湛然元皎禅師賛 法橋鳳山師画「文殊画賛」
七仏之師百獣王、威而彼
我共相忘、勿疑不問
山路、在處何山非道場
戌寅杪秋二十五日
大年前東堂皎湛然拝題併書
湛然元皎禅師(一六八三~一七六三)は河内金剛山下の東条氏に出生。摂津長慶山勝楽寺の竹巌道貞の許で出家。竹巌の遷化に伴い、嵯峨直指庵の月潭道澄禅師に参じて正德三年三十一歳の時に嗣法。翌年、月潭禅師遷化により直指庵の後席に着く。その後、伊達宗村公の請により、延享四年、大年寺十世となる。宝暦二年大年寺を辞し、宝暦十年八十一歳にて遷化。

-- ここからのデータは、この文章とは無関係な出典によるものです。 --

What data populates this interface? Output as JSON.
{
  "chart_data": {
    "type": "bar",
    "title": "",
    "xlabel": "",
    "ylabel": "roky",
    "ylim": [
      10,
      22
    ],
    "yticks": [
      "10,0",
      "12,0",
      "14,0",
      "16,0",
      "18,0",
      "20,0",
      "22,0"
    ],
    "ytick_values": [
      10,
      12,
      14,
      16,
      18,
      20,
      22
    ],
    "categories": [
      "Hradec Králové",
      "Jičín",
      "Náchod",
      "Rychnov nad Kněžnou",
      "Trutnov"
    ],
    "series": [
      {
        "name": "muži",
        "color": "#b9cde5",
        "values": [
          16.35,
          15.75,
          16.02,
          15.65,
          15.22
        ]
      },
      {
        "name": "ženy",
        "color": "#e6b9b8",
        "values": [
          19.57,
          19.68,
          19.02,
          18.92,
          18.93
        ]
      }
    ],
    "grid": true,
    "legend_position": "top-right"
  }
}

法橋鳳山 法橋は仏師や画師に授与された称号。鳳山については未詳。
(意訳)
百獣の王たる獅子に跨る七仏の師、文殊菩薩と金毛の獅子の前では、誰もが彼我の迷いを忘じてしまう。文殊菩薩がおられるとういう五台山の路など、どうでもよいではないか。文殊の智慧の教えに依れば、どの山が道場では無い等と言えようか。
七仏之師とは『無門関四十二則女子出定』に「文殊は是七仏の師、甚んに因ってか女子を定より出すことを得ざる。」とある。杪秋は晩秋のこと。湛然禅師の活躍期の戌寅は宝暦8年(一七五八)。